THE MISEDUCATION OF CAMERON POST couldn’t have come at a better time. In a modern world where the topic of homosexuality is so frustratingly politicized, Cameron’s story is a welcome respite. With crisp, relatable prose, unique characters that burrow themselves in your mind, and character ambiguity that marks only the most brilliant and realistic novels, THE MISEDUCATION OF CAMERON POST shapes up to be one of the best YA debuts, if not one of the best books, of 2012.
There are so many things to like about this book. I like how danforth doesn’t politicize homosexuality. The homophobic characters in the book are people too, not soulless demons who arbitrarily spew homophobic comments; the conversion therapy setting isn’t depicted as all good or all bad, but rather just is. While this may frustrate some pro-gay marriage pundits who feel like this book doesn’t take a strong enough stance on the topic of homosexuality, I appreciate its honest-to-life portrayal, the gentle admittance that, in many circumstances, it’s impossible to neatly put issues and people into boxes.
Here is a book that shows that when you don’t write down to teenagers, you’re finally getting close to writing at their level. Little separates this from an adult book except for the age of its protagonist. Cameron’s observations and musings don’t have an age limit; in fact, her thoughts don’t have any kind of label that derives from our politically and religiously charged world. This means that THE MISEDUCATION OF CAMERON POST isn’t a story about a gay girl; it’s just a story about a girl.

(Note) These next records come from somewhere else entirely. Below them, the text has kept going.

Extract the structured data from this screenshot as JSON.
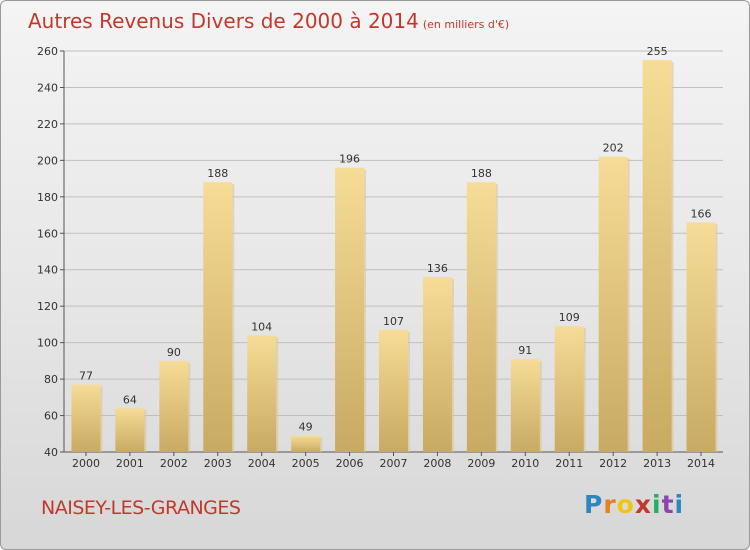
{
  "header": {
    "title": "Autres Revenus Divers de 2000 à 2014",
    "subtitle": "(en milliers d'€)"
  },
  "footer": {
    "commune": "NAISEY-LES-GRANGES",
    "logo_letters": [
      "P",
      "r",
      "o",
      "x",
      "i",
      "t",
      "i"
    ],
    "logo_colors": [
      "#2e86c1",
      "#e67e22",
      "#f1c40f",
      "#c0392b",
      "#27ae60",
      "#8e44ad",
      "#2e86c1"
    ]
  },
  "colors": {
    "bar_light": "#f6dc96",
    "bar_dark": "#c8aa62",
    "bar_shadow": "#d8c79a",
    "grid": "#bfbfbf",
    "title": "#c0392b"
  },
  "chart_data": {
    "type": "bar",
    "title": "Autres Revenus Divers de 2000 à 2014",
    "subtitle": "(en milliers d'€)",
    "xlabel": "",
    "ylabel": "",
    "ylim": [
      40,
      260
    ],
    "yticks": [
      40,
      60,
      80,
      100,
      120,
      140,
      160,
      180,
      200,
      220,
      240,
      260
    ],
    "grid": true,
    "categories": [
      "2000",
      "2001",
      "2002",
      "2003",
      "2004",
      "2005",
      "2006",
      "2007",
      "2008",
      "2009",
      "2010",
      "2011",
      "2012",
      "2013",
      "2014"
    ],
    "values": [
      77,
      64,
      90,
      188,
      104,
      49,
      196,
      107,
      136,
      188,
      91,
      109,
      202,
      255,
      166
    ]
  }
}
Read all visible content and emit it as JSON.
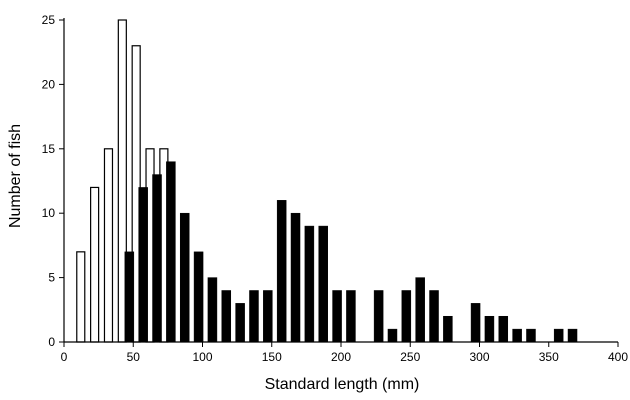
{
  "chart_data": {
    "type": "bar",
    "title": "",
    "xlabel": "Standard length (mm)",
    "ylabel": "Number of fish",
    "xlim": [
      0,
      400
    ],
    "ylim": [
      0,
      25
    ],
    "xticks": [
      0,
      50,
      100,
      150,
      200,
      250,
      300,
      350,
      400
    ],
    "yticks": [
      0,
      5,
      10,
      15,
      20,
      25
    ],
    "grid": false,
    "legend": "none",
    "colors": {
      "open": "#ffffff",
      "filled": "#000000",
      "axis": "#000000"
    },
    "series": [
      {
        "style": "open",
        "x": [
          15,
          25,
          35,
          45,
          55,
          65,
          75
        ],
        "values": [
          7,
          12,
          15,
          25,
          23,
          15,
          15
        ]
      },
      {
        "style": "filled",
        "x": [
          45,
          55,
          65,
          75,
          85,
          95,
          105,
          115,
          125,
          135,
          145,
          155,
          165,
          175,
          185,
          195,
          205,
          225,
          235,
          245,
          255,
          265,
          275,
          295,
          305,
          315,
          325,
          335,
          355,
          365
        ],
        "values": [
          7,
          12,
          13,
          14,
          10,
          7,
          5,
          4,
          3,
          4,
          4,
          11,
          10,
          9,
          9,
          4,
          4,
          4,
          1,
          4,
          5,
          4,
          2,
          3,
          2,
          2,
          1,
          1,
          1,
          1
        ]
      }
    ]
  }
}
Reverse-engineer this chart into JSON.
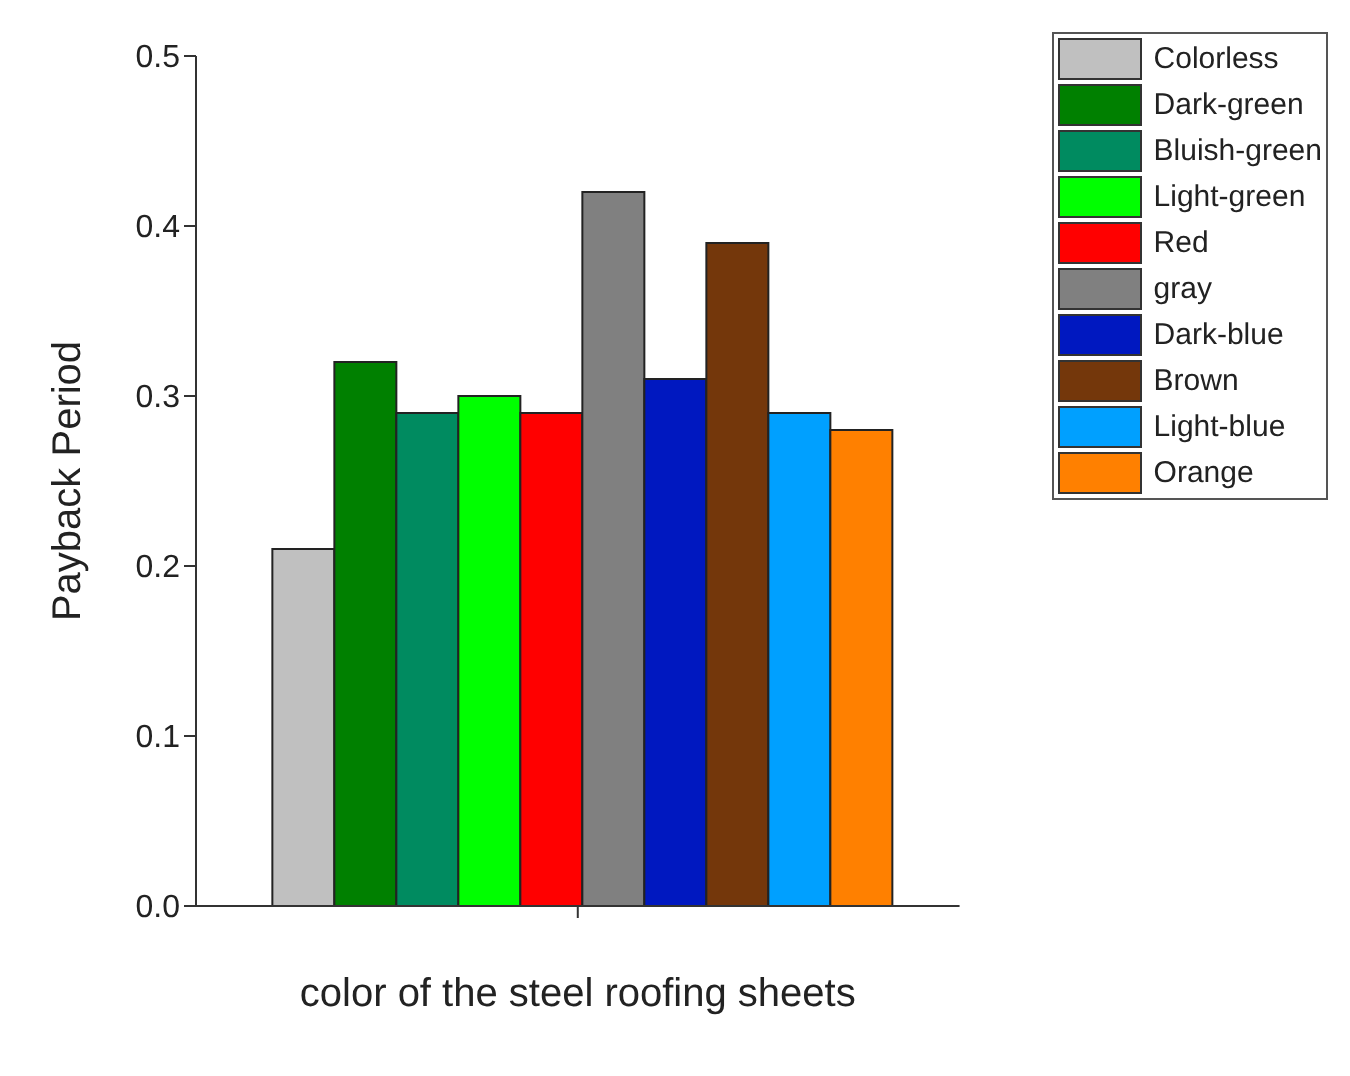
{
  "chart_data": {
    "type": "bar",
    "xlabel": "color of the steel roofing sheets",
    "ylabel": "Payback Period",
    "categories": [
      null
    ],
    "series": [
      {
        "name": "Colorless",
        "color": "#c0c0c0",
        "values": [
          0.21
        ]
      },
      {
        "name": "Dark-green",
        "color": "#008000",
        "values": [
          0.32
        ]
      },
      {
        "name": "Bluish-green",
        "color": "#008b60",
        "values": [
          0.29
        ]
      },
      {
        "name": "Light-green",
        "color": "#00ff00",
        "values": [
          0.3
        ]
      },
      {
        "name": "Red",
        "color": "#ff0000",
        "values": [
          0.29
        ]
      },
      {
        "name": "gray",
        "color": "#808080",
        "values": [
          0.42
        ]
      },
      {
        "name": "Dark-blue",
        "color": "#0018c0",
        "values": [
          0.31
        ]
      },
      {
        "name": "Brown",
        "color": "#74370b",
        "values": [
          0.39
        ]
      },
      {
        "name": "Light-blue",
        "color": "#00a0ff",
        "values": [
          0.29
        ]
      },
      {
        "name": "Orange",
        "color": "#ff8000",
        "values": [
          0.28
        ]
      }
    ],
    "ylim": [
      0,
      0.5
    ],
    "yticks": [
      {
        "value": 0,
        "label": "0.0"
      },
      {
        "value": 0.1,
        "label": "0.1"
      },
      {
        "value": 0.2,
        "label": "0.2"
      },
      {
        "value": 0.3,
        "label": "0.3"
      },
      {
        "value": 0.4,
        "label": "0.4"
      },
      {
        "value": 0.5,
        "label": "0.5"
      }
    ],
    "grid": false,
    "legend": "top right"
  }
}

The book isn’t perfect—and by this I mean the extraordinarily cheesy, over-the-top ending—but danforth proves in one fell swoop that she’s no amateur when it comes to writing resonant fiction. I wholeheartedly recommend THE MISEDUCATION OF CAMERON POST to anyone with an appreciation for well-written, emotionally resonant literature, and wait with eager anticipation to see what danforth has to show readers next.
Jennifer E. Smith
Cover discussion: At first I didn't think much of it, but it's the kind of cover that grows and grows and grows on me. I now appreciate how it doesn't try to make a statement or do any gaudy self-promotion, much like the way the book is itself. Which means that it's up to people like me to spread the word about this quietly awesome book.